Sunday, December 11, 2016

Week 27

Week twenty seven is mostly spent with friends and family in USA, especially with the thanksgiving week. On Monday morning I drove an hour to Riverside to work on official documents, which I could not get done without notarization. After that I went to spend the day with my beloved mentor Herman Tang 鄧灼文. There is no better pastor I've seen, none as passionate and loving as Herman, who has just retired and will teach in ABS for three months from January 2017. Herman cried with me the moment I arrived, no kidding. We spent the rest of my overnight stay talking and sharing. It was the eve of six months without Doris.
The next day was exactly six months of Doris' loss. I left after breakfast but the hosts could not join in for health reasons. At 10 AM I left for San Diego to join Doris' sister Vivien and her husband Henry two days before Thanksgiving to visit the San Francisco nephew in town with his two year old daughter. After that, onto another relative visit. On Tuesday I also sent out a nine picture collage of Doris I learned to make two days ago. It was encouraging to many who received it. And I finally sent out a letter to address my grievances after sitting on it for more than two weeks.
On Wednesday Henry took me to La Jolla Cove to see seagulls, sea lions and other creatures by the beach, of which San Diego beaches were a favorite of Doris. She was also a joy and delight to her nephew and nieces growing up there.
On Thursday Thanksgiving I woke up sobbing because of a dream i had of Doris. She was laughing at what I said, nothing much, but it meant a lot to me. When we ate Thanksgiving lunch I felt emotional again. When we prayed before I left after lunch to Los Angeles, tears welled up again. It was a sweet rather than a sad day for me. Most people don't know what to do when I was emotional. A hug, pat on the back or rub of the shoulders would be good.

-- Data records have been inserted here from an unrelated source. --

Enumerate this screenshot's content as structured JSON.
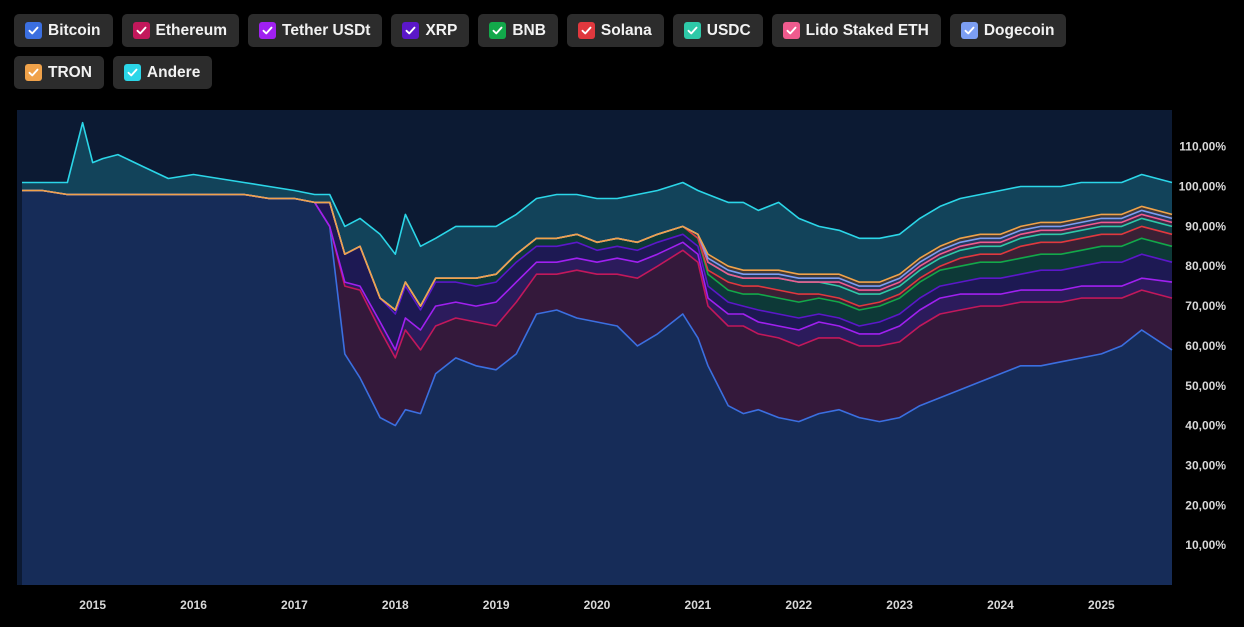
{
  "chart_data": {
    "type": "area",
    "stacked": true,
    "normalized": true,
    "x": [
      2014.3,
      2014.5,
      2014.75,
      2014.9,
      2015.0,
      2015.1,
      2015.25,
      2015.5,
      2015.75,
      2016.0,
      2016.25,
      2016.5,
      2016.75,
      2017.0,
      2017.2,
      2017.35,
      2017.5,
      2017.65,
      2017.85,
      2018.0,
      2018.1,
      2018.25,
      2018.4,
      2018.6,
      2018.8,
      2019.0,
      2019.2,
      2019.4,
      2019.6,
      2019.8,
      2020.0,
      2020.2,
      2020.4,
      2020.6,
      2020.85,
      2021.0,
      2021.1,
      2021.3,
      2021.45,
      2021.6,
      2021.8,
      2022.0,
      2022.2,
      2022.4,
      2022.6,
      2022.8,
      2023.0,
      2023.2,
      2023.4,
      2023.6,
      2023.8,
      2024.0,
      2024.2,
      2024.4,
      2024.6,
      2024.8,
      2025.0,
      2025.2,
      2025.4,
      2025.7
    ],
    "series": [
      {
        "name": "Bitcoin",
        "color": "#3b6fe0",
        "values": [
          99,
          99,
          98,
          98,
          98,
          98,
          98,
          98,
          98,
          98,
          98,
          98,
          97,
          97,
          96,
          90,
          58,
          52,
          42,
          40,
          44,
          43,
          53,
          57,
          55,
          54,
          58,
          68,
          69,
          67,
          66,
          65,
          60,
          63,
          68,
          62,
          55,
          45,
          43,
          44,
          42,
          41,
          43,
          44,
          42,
          41,
          42,
          45,
          47,
          49,
          51,
          53,
          55,
          55,
          56,
          57,
          58,
          60,
          64,
          59
        ]
      },
      {
        "name": "Ethereum",
        "color": "#c2185b",
        "values": [
          0,
          0,
          0,
          0,
          0,
          0,
          0,
          0,
          0,
          0,
          0,
          0,
          0,
          0,
          0,
          0,
          17,
          22,
          22,
          17,
          20,
          16,
          12,
          10,
          11,
          11,
          13,
          10,
          9,
          12,
          12,
          13,
          17,
          17,
          16,
          19,
          15,
          20,
          22,
          19,
          20,
          19,
          19,
          18,
          18,
          19,
          19,
          20,
          21,
          20,
          19,
          17,
          16,
          16,
          15,
          15,
          14,
          12,
          10,
          13
        ]
      },
      {
        "name": "Tether USDt",
        "color": "#a020f0",
        "values": [
          0,
          0,
          0,
          0,
          0,
          0,
          0,
          0,
          0,
          0,
          0,
          0,
          0,
          0,
          0,
          0,
          1,
          1,
          2,
          2,
          3,
          5,
          5,
          4,
          4,
          6,
          5,
          3,
          3,
          3,
          3,
          4,
          4,
          3,
          2,
          2,
          2,
          3,
          3,
          3,
          3,
          4,
          4,
          3,
          3,
          3,
          4,
          4,
          4,
          4,
          3,
          3,
          3,
          3,
          3,
          3,
          3,
          3,
          3,
          4
        ]
      },
      {
        "name": "XRP",
        "color": "#5b17c9",
        "values": [
          0,
          0,
          0,
          0,
          0,
          0,
          0,
          0,
          0,
          0,
          0,
          0,
          0,
          0,
          0,
          6,
          7,
          10,
          6,
          9,
          8,
          5,
          6,
          5,
          5,
          5,
          5,
          4,
          4,
          4,
          3,
          3,
          3,
          3,
          2,
          2,
          3,
          3,
          2,
          3,
          3,
          3,
          2,
          2,
          2,
          3,
          3,
          3,
          3,
          3,
          4,
          4,
          4,
          5,
          5,
          5,
          6,
          6,
          6,
          5
        ]
      },
      {
        "name": "BNB",
        "color": "#12a84a",
        "values": [
          0,
          0,
          0,
          0,
          0,
          0,
          0,
          0,
          0,
          0,
          0,
          0,
          0,
          0,
          0,
          0,
          0,
          0,
          0,
          1,
          1,
          1,
          1,
          1,
          2,
          2,
          2,
          2,
          2,
          2,
          2,
          2,
          2,
          2,
          2,
          2,
          3,
          3,
          3,
          4,
          4,
          4,
          4,
          4,
          4,
          4,
          4,
          4,
          4,
          4,
          4,
          4,
          4,
          4,
          4,
          4,
          4,
          4,
          4,
          4
        ]
      },
      {
        "name": "Solana",
        "color": "#e0383e",
        "values": [
          0,
          0,
          0,
          0,
          0,
          0,
          0,
          0,
          0,
          0,
          0,
          0,
          0,
          0,
          0,
          0,
          0,
          0,
          0,
          0,
          0,
          0,
          0,
          0,
          0,
          0,
          0,
          0,
          0,
          0,
          0,
          0,
          0,
          0,
          0,
          0,
          1,
          2,
          2,
          2,
          2,
          2,
          1,
          1,
          1,
          1,
          1,
          1,
          1,
          2,
          2,
          2,
          3,
          3,
          3,
          3,
          3,
          3,
          3,
          3
        ]
      },
      {
        "name": "USDC",
        "color": "#2ec9a8",
        "values": [
          0,
          0,
          0,
          0,
          0,
          0,
          0,
          0,
          0,
          0,
          0,
          0,
          0,
          0,
          0,
          0,
          0,
          0,
          0,
          0,
          0,
          0,
          0,
          0,
          0,
          0,
          0,
          0,
          0,
          0,
          0,
          0,
          0,
          0,
          0,
          1,
          2,
          2,
          2,
          2,
          3,
          3,
          3,
          3,
          3,
          2,
          2,
          2,
          2,
          2,
          2,
          2,
          2,
          2,
          2,
          2,
          2,
          2,
          2,
          2
        ]
      },
      {
        "name": "Lido Staked ETH",
        "color": "#ef5b8e",
        "values": [
          0,
          0,
          0,
          0,
          0,
          0,
          0,
          0,
          0,
          0,
          0,
          0,
          0,
          0,
          0,
          0,
          0,
          0,
          0,
          0,
          0,
          0,
          0,
          0,
          0,
          0,
          0,
          0,
          0,
          0,
          0,
          0,
          0,
          0,
          0,
          0,
          0,
          0,
          0,
          0,
          0,
          0,
          0,
          1,
          1,
          1,
          1,
          1,
          1,
          1,
          1,
          1,
          1,
          1,
          1,
          1,
          1,
          1,
          1,
          1
        ]
      },
      {
        "name": "Dogecoin",
        "color": "#7c9ef2",
        "values": [
          0,
          0,
          0,
          0,
          0,
          0,
          0,
          0,
          0,
          0,
          0,
          0,
          0,
          0,
          0,
          0,
          0,
          0,
          0,
          0,
          0,
          0,
          0,
          0,
          0,
          0,
          0,
          0,
          0,
          0,
          0,
          0,
          0,
          0,
          0,
          0,
          1,
          1,
          1,
          1,
          1,
          1,
          1,
          1,
          1,
          1,
          1,
          1,
          1,
          1,
          1,
          1,
          1,
          1,
          1,
          1,
          1,
          1,
          1,
          1
        ]
      },
      {
        "name": "TRON",
        "color": "#f0a24a",
        "values": [
          0,
          0,
          0,
          0,
          0,
          0,
          0,
          0,
          0,
          0,
          0,
          0,
          0,
          0,
          0,
          0,
          0,
          0,
          0,
          0,
          0,
          0,
          0,
          0,
          0,
          0,
          0,
          0,
          0,
          0,
          0,
          0,
          0,
          0,
          0,
          0,
          1,
          1,
          1,
          1,
          1,
          1,
          1,
          1,
          1,
          1,
          1,
          1,
          1,
          1,
          1,
          1,
          1,
          1,
          1,
          1,
          1,
          1,
          1,
          1
        ]
      },
      {
        "name": "Andere",
        "color": "#2bd6e8",
        "values": [
          2,
          2,
          3,
          18,
          8,
          9,
          10,
          7,
          4,
          5,
          4,
          3,
          3,
          2,
          2,
          2,
          7,
          7,
          16,
          14,
          17,
          15,
          10,
          13,
          13,
          12,
          10,
          10,
          11,
          10,
          11,
          10,
          12,
          11,
          11,
          11,
          15,
          16,
          17,
          15,
          17,
          14,
          12,
          11,
          11,
          11,
          10,
          10,
          10,
          10,
          10,
          11,
          10,
          9,
          9,
          9,
          8,
          8,
          8,
          8
        ]
      }
    ],
    "y_ticks": [
      "10,00%",
      "20,00%",
      "30,00%",
      "40,00%",
      "50,00%",
      "60,00%",
      "70,00%",
      "80,00%",
      "90,00%",
      "100,00%",
      "110,00%"
    ],
    "x_ticks": [
      "2015",
      "2016",
      "2017",
      "2018",
      "2019",
      "2020",
      "2021",
      "2022",
      "2023",
      "2024",
      "2025"
    ],
    "x_tick_values": [
      2015,
      2016,
      2017,
      2018,
      2019,
      2020,
      2021,
      2022,
      2023,
      2024,
      2025
    ],
    "xlim": [
      2014.25,
      2025.7
    ],
    "ylim": [
      0,
      120
    ],
    "legend_position": "top",
    "grid": false,
    "background": "#000000"
  }
}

On Friday a good friend took me to Big Sur through the inland route of Carmel, then to Big Sur. When I saw the big waves crashing at the rocks, tears rolled down my eyes thinking of our honeymoon car ride seventeen years ago through 1 highway to Carmel. This was my request to a good friend to take me to Carmel again, and he obliged from 25 years of friendship. At dinner I sobbed again at the seafood bar overlooking outside while my friend looked out the window not knowing what to do.
Saturday morning was a ride back to Los Angeles for a dinner appointment. I treasured talking to a younger pastor sharing the ups and downs of ministry in USA and HK. I am now more aware of coworkers looking up to me and learning from me, so I must be there for them.
Sunday's trip back to Riverside, where I served the last ten years before leaving, was hard for me. At the end of worship and tears mingled freely. This was where Doris and I had our best years together in a small loving community. After worship I had lunch with two layman preachers to impart Grammar Bible study to them.